9.1- Les campements d’estive d’en bas
© M.Thevenin – Mission Yeylak 2015

9.1- Les campements d’estive d’en bas

À des altitudes variant autour de 1700-1800 m, les deux campements d’estive d’en-bas observés étaient constitués en majorité de cages en bois recouvertes de bâches en nylon, et quelquefois de tentes modernes à arceaux métalliques. Alors que ces tentes descendent avec les éleveurs, les cages restent là-haut durant l’hiver. Chose étonnante, leurs portes sont alors fermées par des branches cloutées sur les montants, alors que la structure elle-même, sans son vélum, ouvre totalement l’espace aux éléments extérieurs.

Avant, les abris étaient couverts de Keçe (des pièces de feutre en laine), le sol était caché par des tapis de laine et on vivait par terre. Puis, une autre matière, semblable à des chambres à air de pneus remplaça le feutre. Le problème était qu’avec le soleil, celle-ci devenait molle. Sont venues alors les tentes modernes, les Çadir, en toile de coton ciré, fabriquées par l’armée. Mais les éleveurs ont abandonné cette matière il y a une quinzaine d’années au profit des bâches de nylon. Parallèlement, on quitta le sol : les lits à sommier, les tables et les chaises, le poêle à bois firent leur apparition. Les tapis disparurent laissant le sol à nu et la boue entrer sous l’abri. L’accès en véhicule motorisé aux alpages permet l’utilisation de ce type d’ameublement, mais son apparition peut être aussi perçue comme la conséquence du collectivisme soviétique. Les mêmes types d’agencement et d’ameublement ont été observés en Arménie à l’intérieur des tentes.
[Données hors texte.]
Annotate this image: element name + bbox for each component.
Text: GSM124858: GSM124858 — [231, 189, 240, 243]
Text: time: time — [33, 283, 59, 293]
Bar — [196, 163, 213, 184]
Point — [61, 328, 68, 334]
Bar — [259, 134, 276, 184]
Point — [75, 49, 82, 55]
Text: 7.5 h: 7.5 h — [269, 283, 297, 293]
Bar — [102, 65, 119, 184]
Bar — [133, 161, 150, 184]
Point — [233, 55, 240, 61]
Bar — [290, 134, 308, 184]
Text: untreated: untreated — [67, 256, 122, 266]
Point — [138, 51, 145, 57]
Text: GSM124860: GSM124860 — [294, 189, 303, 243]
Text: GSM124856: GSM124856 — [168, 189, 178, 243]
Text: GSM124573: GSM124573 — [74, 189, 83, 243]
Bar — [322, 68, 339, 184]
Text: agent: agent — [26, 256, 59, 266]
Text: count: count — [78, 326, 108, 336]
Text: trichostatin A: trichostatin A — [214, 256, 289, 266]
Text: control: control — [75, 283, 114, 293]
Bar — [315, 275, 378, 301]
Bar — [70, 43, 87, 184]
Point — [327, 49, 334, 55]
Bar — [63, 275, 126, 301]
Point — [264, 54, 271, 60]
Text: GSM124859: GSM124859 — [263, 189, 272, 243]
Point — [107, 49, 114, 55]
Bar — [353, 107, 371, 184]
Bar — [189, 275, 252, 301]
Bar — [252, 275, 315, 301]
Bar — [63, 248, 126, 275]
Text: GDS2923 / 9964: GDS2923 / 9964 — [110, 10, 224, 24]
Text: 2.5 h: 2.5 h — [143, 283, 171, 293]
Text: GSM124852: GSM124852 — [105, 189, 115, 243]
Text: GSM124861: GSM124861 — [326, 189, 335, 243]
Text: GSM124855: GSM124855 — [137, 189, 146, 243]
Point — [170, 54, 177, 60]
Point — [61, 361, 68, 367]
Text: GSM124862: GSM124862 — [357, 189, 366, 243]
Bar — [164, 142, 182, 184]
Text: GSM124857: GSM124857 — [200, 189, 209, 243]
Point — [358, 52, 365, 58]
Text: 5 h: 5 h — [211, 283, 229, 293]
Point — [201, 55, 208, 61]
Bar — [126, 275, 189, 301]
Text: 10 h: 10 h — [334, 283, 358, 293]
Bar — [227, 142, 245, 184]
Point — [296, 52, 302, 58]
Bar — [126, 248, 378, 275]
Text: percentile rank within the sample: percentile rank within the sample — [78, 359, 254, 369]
L’adoption du nylon est une volonté des éleveurs. Cette matière est aujourd’hui tout autant répandue dans les campements des éleveurs de Turquie et ceux du Kurdistan Irak, qu’en Arménie, et favorise même parfois un retour aux alpages en raison de sa maniabilité, de sa légèreté, de son abondance, et de son coût faible. Cependant, le nylon a ses inconvénients. Parfaitement imperméable, il ne permet pas l’aération naturelle et les abris deviennent vite étouffants à l’intérieur durant les journées ensoleillées. Pour lutter contre le soleil, les bergers d’ici comme dans les pays voisins doublent l’intérieur des parois avec des tissus d’origine urbaine. Ce doublement de la bâche de nylon atténue la chaleur le jour en ombrageant le lieu de vie et absorbe la condensation.

9.2- Les composés de tentes

Les éleveurs possèdent deux abris généralement : un lieu de vie, et une étable pour les bovins. Les ovins sont gardés dans des enclos à l’air libre. Jouxtant l’abri des hommes, une petite cage est aménagée pour accueillir les oies où d’autres volailles. Des petites tables en bois plantées dans le sol font office de plan de travail pour la production fromagère (voir photos). Le plan horizontal fait de petites buches espacées, sert de pressoir lors de l’égouttage des produits et sous-produits laitiers, effectué avec des pierres. Enfin, des petits espaces pour les toilettes entourés de nylon viennent compléter le campement. Les tas de bouses généralement amassés à côté de l’étable, sont récupérés en véhicule pour les vendre comme fumier dans les villages ou en plaine. Des trous d’un mètre de diamètre, derrière les tentes, ont été creusés. C’est l’emplacement des chiens.

Nous avons pu observer par ailleurs des étables avec des murets en pierre sur 3 ou deux côtés, avec un toit à deux versants plus prononcés que celui des cages, et des barres de faîte soutenues par des mâts en bois. Les murets étaient consolidés et isolés par de la bouse séchée. Parfois, ces étables sont aménagées dans le flanc de la montagne, utilisant l’inclinaison du sol pour enfouir un côté de l’édifice. Des niches abandonnées, recouvertes aujourd’hui de gazon, ont été ainsi observées à quelques pas d’un campement. Ces structures étaient réservées aux bêtes, surtout les bovins. Enfin, un lavoir lui aussi abandonné nous a été montré. Creusé dans le sol à proximité d’un ruisseau pour recevoir son eau par une rigole aménagée, il permettait de laver les sabots du bétail.